The scene played out hurriedly in the morning. [Senator Lindsey] Graham and [Senator Dick] Durbin thought they would be meeting with Trump alone and were surprised to find immigration hard-liners such as Rep. Bob Goodlatte (R-Va.) and Sen. Tom Cotton (R-Ark.) at the meeting. White House and Capitol Hill aides say Stephen Miller, the president’s top immigration official, was concerned there could be a deal proposed that was too liberal and made sure conservative lawmakers were present.

For what it’s worth, Trump has denied using the term “shithole.” But Senator Durbin affirmed the president did just that.

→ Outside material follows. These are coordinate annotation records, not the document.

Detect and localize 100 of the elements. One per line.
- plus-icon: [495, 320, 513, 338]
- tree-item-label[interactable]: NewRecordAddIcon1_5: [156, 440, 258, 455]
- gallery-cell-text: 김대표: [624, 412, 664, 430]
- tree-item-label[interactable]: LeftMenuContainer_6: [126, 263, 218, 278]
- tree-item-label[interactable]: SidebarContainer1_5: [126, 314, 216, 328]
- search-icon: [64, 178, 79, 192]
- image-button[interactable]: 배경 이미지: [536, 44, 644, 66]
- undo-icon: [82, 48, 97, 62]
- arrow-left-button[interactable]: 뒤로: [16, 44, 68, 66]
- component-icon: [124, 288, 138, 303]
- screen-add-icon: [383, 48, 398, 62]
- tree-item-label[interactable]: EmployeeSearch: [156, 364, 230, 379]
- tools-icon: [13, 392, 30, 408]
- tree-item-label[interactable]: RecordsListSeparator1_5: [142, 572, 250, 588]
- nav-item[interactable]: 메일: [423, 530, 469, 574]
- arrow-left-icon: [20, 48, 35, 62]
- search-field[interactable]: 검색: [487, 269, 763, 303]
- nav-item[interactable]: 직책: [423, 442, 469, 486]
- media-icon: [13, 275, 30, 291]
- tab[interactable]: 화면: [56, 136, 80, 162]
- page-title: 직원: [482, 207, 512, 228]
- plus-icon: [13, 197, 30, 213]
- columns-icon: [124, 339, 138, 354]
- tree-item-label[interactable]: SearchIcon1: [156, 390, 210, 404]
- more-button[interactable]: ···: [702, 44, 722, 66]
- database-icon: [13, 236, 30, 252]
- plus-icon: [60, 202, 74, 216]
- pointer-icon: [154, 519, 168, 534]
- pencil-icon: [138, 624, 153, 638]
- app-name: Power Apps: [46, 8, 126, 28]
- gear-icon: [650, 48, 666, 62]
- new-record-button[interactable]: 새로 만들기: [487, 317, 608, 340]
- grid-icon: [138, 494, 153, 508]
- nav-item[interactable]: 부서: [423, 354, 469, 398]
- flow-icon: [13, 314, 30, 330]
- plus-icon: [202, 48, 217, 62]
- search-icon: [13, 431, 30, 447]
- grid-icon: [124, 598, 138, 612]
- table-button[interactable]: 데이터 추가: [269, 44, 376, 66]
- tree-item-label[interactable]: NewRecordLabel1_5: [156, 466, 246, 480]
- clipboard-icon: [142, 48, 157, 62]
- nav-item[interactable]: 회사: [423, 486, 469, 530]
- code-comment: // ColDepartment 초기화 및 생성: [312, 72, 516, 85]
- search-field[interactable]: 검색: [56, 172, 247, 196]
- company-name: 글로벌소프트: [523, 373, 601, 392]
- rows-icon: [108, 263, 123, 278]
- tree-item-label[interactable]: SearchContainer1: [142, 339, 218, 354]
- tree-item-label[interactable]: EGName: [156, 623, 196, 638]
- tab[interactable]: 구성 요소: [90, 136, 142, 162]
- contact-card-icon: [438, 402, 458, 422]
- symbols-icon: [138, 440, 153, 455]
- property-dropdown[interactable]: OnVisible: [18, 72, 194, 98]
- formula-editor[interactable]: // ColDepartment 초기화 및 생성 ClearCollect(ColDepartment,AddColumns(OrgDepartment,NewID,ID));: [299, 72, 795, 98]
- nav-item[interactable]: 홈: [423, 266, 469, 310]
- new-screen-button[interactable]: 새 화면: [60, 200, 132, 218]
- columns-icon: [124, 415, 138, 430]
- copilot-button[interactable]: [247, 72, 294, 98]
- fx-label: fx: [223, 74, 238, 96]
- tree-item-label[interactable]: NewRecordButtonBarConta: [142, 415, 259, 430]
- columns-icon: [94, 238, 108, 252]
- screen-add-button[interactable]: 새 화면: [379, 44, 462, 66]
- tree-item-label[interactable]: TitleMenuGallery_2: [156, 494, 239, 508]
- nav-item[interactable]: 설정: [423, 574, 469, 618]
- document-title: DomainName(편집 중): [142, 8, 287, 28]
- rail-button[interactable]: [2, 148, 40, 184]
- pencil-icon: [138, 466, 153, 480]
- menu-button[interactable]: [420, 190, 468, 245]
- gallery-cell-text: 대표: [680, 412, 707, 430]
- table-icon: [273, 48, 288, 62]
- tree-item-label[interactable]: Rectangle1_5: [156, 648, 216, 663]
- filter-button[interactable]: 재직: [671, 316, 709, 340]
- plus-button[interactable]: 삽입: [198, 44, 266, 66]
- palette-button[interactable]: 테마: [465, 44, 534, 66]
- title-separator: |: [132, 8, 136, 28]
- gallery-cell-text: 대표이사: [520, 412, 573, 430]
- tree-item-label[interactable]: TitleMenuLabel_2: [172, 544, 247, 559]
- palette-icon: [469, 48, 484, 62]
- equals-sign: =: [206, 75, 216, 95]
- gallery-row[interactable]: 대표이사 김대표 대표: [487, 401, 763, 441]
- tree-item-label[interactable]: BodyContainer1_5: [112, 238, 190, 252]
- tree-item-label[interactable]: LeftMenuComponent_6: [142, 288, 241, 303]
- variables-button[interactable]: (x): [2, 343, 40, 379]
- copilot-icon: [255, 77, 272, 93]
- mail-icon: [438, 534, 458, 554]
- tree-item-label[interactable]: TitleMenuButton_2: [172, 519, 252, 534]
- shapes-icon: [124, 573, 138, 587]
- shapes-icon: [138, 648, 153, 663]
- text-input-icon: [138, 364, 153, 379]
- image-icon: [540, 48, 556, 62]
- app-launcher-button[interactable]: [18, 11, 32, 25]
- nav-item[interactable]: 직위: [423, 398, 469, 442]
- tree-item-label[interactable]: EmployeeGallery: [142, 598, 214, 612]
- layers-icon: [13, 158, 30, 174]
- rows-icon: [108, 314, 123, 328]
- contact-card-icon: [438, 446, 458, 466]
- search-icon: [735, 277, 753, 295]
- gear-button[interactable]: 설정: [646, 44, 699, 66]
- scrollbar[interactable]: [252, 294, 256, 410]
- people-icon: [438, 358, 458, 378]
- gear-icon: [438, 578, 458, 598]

So what has Goodlatte had to say about this? Nothing so far, on his website, his Twitter feed or his Facebook page. Will he back up Trump’s denial or will he tell the truth? (Most likely he’ll do neither explicitly.) And will he finally work up the nerve to utter a critical word about the president?

Goodlatte’s contact information is here.

Stay tuned.

Retiring Goodlatte complains about the internet

Congressman Goodlatte is among a large and increasing number of federal legislators (mostly Republicans) who have announced that they won’t seek reelection this year. They are featured in an article at Politico.

While the retiring members expressed a number of different complaints about the way Congress functions (or malfunctions), Goodlatte was quoted as saying:

“One of the problems with the internet is it creates a sense on the part of some people that it’s all just a referendum.”

It’s not exactly clear what Goodlatte means, but it’s possible he is expressing frustration with the amount of online criticism he he has been receiving from Sixth District constituents since the 2016 election and his loyal support for President Trump’s agenda. While we have no idea of the ratio of support to opposition he receives via email (he never told us how many messages of opposition he got for his efforts to repeal the Affordable Care Act compared to messages of support),  his Facebook page and Twitter account are filled with overwhelmingly hostile comments on his positions on health care, taxes, net neutrality and other issues.

If Goodlatte is so unhappy with internet “referendums,” you might think he would long for face-to-face contact with his constituents so he can hear and respond to their concerns directly. But of course, he wants no such thing. He hasn’t held an in-person town hall since 2013 and has shown no signs of wanting to do so again before he leaves Congress.